Interest rates in Canada and in many other countries have not been so low since the Great Depression, notes Masson. When taking into account inflation, short-term interest rates are negative in most developed countries, including Canada where the overnight rate currently stands at 1 percent in nominal terms.

Historically low rates in most developed countries were initially a response to the global financial crisis that broke out in 2008, says Masson.  Since then, output growth has resumed in the United States, but unemployment remains unsatisfactorily high. In the European Union, the recovery has been hampered by high public debt and fears of a breakdown of the euro area.

Canada, however, does not face the same problems as either the United States or the EU. Its financial system was exposed to a much lesser extent to complicated sub-prime, mortgage-backed securities, and its economic difficulties are nowhere near as pronounced. The downturn of output was less severe in Canada, and gross domestic product (GDP) has returned to a value closer to the economy’s capacity. These conditions do not justify Canadian interest rates that are so low relative to historical levels, adds Masson.
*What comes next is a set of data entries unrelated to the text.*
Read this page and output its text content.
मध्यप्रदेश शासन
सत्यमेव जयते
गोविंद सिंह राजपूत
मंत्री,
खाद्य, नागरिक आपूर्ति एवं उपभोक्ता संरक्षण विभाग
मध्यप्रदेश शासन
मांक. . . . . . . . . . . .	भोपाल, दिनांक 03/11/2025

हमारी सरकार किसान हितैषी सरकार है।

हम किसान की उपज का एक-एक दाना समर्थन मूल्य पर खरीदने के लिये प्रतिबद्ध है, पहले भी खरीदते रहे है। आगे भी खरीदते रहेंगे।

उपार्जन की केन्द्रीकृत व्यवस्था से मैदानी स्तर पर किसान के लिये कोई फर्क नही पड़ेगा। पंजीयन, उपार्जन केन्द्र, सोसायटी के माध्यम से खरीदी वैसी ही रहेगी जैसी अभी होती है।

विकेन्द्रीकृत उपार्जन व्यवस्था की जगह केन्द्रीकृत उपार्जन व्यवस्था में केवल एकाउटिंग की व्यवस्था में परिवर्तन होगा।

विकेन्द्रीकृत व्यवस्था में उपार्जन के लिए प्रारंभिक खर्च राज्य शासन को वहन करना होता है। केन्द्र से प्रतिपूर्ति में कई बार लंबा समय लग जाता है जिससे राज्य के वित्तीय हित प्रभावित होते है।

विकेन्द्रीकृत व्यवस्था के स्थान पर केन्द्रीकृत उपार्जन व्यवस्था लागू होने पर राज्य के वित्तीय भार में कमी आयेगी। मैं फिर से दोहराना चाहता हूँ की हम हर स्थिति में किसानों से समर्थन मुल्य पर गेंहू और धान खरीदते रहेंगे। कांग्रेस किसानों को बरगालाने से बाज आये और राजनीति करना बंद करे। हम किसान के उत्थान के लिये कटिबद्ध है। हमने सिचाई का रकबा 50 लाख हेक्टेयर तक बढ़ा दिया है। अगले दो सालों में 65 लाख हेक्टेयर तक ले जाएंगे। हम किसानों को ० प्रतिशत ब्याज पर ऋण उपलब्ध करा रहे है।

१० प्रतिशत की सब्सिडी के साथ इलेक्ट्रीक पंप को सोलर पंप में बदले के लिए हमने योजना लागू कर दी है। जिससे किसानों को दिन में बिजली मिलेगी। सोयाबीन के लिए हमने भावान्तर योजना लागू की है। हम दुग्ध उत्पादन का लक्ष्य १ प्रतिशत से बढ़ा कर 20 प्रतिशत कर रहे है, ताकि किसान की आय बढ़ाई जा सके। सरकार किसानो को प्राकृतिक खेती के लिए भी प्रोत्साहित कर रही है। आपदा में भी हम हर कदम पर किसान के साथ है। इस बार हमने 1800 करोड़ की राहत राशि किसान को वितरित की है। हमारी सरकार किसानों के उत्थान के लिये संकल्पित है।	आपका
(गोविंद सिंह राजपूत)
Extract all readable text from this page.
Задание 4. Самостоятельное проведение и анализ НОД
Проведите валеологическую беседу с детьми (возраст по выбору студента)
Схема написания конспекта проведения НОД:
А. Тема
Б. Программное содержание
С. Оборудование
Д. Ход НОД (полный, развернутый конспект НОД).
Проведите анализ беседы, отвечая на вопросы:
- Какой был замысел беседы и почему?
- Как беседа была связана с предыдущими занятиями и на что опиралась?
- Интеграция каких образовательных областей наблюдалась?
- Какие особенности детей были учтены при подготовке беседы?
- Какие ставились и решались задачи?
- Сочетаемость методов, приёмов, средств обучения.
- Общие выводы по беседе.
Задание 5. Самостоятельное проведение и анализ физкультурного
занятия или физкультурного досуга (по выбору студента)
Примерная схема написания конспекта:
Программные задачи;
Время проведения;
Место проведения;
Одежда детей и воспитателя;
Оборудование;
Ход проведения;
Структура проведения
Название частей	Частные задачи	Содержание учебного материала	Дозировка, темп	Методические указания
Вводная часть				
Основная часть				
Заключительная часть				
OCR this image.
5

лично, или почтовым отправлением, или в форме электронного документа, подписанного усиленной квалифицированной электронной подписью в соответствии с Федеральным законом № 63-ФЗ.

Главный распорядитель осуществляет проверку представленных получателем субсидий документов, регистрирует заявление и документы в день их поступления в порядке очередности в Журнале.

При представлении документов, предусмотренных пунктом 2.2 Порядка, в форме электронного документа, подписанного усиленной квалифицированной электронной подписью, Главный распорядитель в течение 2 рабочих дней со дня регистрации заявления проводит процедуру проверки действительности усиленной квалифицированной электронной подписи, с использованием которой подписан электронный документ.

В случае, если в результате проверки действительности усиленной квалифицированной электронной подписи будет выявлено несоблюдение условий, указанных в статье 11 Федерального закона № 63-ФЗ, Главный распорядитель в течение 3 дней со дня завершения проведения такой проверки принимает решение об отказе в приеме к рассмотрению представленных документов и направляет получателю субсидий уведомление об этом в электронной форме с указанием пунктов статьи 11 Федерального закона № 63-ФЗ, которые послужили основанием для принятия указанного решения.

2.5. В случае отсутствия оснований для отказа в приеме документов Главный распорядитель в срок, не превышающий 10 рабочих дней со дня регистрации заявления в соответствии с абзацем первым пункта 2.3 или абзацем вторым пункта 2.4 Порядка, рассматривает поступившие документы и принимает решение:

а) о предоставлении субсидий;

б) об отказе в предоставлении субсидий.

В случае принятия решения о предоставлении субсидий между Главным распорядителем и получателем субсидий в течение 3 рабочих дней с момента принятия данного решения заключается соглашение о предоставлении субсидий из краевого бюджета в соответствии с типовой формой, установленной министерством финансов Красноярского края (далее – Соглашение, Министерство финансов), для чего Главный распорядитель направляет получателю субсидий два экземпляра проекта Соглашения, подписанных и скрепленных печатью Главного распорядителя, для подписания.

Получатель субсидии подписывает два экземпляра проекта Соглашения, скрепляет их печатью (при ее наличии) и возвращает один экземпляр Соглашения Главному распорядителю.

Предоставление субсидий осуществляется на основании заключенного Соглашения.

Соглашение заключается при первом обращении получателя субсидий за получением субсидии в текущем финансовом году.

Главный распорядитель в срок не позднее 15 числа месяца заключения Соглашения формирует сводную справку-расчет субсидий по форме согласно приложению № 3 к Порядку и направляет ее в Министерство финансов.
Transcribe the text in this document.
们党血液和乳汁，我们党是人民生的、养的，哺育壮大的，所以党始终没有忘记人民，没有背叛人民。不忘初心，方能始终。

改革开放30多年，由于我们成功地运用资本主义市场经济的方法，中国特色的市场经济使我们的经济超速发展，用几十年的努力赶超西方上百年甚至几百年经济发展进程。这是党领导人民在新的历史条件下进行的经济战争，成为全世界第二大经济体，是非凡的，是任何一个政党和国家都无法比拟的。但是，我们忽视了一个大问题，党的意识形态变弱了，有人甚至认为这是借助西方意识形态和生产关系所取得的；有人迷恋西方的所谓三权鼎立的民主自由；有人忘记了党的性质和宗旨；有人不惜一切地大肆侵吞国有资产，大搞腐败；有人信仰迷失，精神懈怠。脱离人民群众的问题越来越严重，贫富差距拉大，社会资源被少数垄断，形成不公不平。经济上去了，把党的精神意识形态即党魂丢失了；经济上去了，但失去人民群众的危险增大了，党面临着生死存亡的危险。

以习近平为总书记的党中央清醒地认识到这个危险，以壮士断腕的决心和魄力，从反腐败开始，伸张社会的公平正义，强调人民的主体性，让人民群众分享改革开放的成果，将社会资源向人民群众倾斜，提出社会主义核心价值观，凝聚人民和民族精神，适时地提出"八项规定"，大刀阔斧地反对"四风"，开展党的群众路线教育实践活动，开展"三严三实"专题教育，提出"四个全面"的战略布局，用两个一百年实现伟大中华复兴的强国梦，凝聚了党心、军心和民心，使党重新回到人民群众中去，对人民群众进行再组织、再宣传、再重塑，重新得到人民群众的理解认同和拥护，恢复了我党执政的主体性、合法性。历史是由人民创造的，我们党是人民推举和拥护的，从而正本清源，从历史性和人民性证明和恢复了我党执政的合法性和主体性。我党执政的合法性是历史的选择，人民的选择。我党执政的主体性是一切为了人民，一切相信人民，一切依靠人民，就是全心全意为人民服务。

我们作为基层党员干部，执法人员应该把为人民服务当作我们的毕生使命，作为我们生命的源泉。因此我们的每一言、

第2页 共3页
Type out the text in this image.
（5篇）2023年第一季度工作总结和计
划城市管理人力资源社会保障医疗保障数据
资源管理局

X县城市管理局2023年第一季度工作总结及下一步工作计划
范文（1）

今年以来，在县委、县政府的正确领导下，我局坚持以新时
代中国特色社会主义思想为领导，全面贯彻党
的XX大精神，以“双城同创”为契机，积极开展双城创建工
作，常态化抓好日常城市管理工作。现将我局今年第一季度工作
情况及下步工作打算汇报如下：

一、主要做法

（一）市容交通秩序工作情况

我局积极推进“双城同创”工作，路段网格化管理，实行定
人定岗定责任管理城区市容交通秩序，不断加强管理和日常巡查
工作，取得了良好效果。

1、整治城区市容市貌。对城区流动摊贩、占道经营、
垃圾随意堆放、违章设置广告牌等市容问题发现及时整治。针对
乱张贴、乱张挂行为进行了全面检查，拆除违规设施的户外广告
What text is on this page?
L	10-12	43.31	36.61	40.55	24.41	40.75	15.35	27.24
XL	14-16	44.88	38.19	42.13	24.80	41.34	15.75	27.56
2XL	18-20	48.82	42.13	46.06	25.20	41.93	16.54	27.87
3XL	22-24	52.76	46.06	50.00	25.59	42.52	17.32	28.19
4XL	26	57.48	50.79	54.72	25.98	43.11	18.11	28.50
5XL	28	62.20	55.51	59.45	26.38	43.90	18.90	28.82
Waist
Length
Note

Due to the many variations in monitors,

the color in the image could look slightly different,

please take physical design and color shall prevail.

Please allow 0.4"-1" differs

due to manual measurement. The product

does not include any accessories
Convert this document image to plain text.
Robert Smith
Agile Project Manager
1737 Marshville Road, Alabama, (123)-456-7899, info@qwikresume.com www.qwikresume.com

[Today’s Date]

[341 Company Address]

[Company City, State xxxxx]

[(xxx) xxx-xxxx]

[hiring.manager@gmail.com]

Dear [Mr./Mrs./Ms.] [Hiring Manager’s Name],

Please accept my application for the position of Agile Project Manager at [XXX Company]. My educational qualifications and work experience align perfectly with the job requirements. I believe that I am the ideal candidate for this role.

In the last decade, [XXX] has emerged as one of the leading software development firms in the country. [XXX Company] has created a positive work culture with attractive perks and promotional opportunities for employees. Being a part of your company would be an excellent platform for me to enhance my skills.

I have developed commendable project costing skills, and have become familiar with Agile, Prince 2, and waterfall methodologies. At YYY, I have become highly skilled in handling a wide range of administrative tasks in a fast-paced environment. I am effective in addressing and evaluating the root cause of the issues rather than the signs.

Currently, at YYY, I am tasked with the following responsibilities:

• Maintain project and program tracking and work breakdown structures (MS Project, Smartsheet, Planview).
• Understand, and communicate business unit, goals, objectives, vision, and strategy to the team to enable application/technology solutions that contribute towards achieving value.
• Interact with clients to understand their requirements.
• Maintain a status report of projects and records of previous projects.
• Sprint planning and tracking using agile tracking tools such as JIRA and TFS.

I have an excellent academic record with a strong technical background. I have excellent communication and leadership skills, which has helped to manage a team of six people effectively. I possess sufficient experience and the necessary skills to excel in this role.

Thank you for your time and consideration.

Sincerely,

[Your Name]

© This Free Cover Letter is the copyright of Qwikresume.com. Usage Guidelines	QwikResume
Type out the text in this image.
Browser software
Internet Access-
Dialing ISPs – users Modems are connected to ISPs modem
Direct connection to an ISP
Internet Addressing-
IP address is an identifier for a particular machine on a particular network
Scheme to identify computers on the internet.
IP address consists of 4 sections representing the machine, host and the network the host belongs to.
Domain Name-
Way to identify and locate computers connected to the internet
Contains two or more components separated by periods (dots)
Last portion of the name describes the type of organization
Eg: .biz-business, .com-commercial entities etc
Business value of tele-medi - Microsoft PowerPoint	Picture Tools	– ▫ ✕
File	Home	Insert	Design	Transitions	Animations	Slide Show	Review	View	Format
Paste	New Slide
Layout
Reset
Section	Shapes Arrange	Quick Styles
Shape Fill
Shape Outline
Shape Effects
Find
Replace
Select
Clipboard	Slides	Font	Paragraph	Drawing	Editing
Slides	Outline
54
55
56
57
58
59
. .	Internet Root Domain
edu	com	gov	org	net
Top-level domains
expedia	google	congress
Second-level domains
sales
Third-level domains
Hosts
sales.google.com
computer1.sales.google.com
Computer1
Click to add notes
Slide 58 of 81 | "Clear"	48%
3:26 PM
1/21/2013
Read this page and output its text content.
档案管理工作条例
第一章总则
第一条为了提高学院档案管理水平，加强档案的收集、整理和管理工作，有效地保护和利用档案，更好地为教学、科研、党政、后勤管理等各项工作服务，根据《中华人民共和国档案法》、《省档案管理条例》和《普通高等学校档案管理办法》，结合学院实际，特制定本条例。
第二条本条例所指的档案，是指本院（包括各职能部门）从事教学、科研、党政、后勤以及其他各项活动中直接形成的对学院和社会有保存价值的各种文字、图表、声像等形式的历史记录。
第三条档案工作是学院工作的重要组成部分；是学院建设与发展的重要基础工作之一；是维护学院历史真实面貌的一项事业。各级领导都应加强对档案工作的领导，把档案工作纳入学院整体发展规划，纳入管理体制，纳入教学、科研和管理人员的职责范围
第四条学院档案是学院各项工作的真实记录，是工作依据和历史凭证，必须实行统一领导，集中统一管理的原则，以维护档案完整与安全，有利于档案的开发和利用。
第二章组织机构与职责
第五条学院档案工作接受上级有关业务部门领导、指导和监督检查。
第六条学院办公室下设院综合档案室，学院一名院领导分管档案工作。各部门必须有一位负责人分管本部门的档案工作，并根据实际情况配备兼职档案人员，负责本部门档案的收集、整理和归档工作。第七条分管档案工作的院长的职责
“Some of the symptoms of inefficient investment and asset price bubbles are already evident in Canada, in the housing sector for instance,” says Masson. “Low interest rates threaten the sustainability of pension funds and other institutions with long-dated liabilities. And Canadians are building up record-high levels of personal debt. While the government has tried to offset these effects with other prudential measures, the latter are not a substitute for removing excessive monetary stimulus. After five years of record-low rates, the time for the Bank to start raising rates is now.”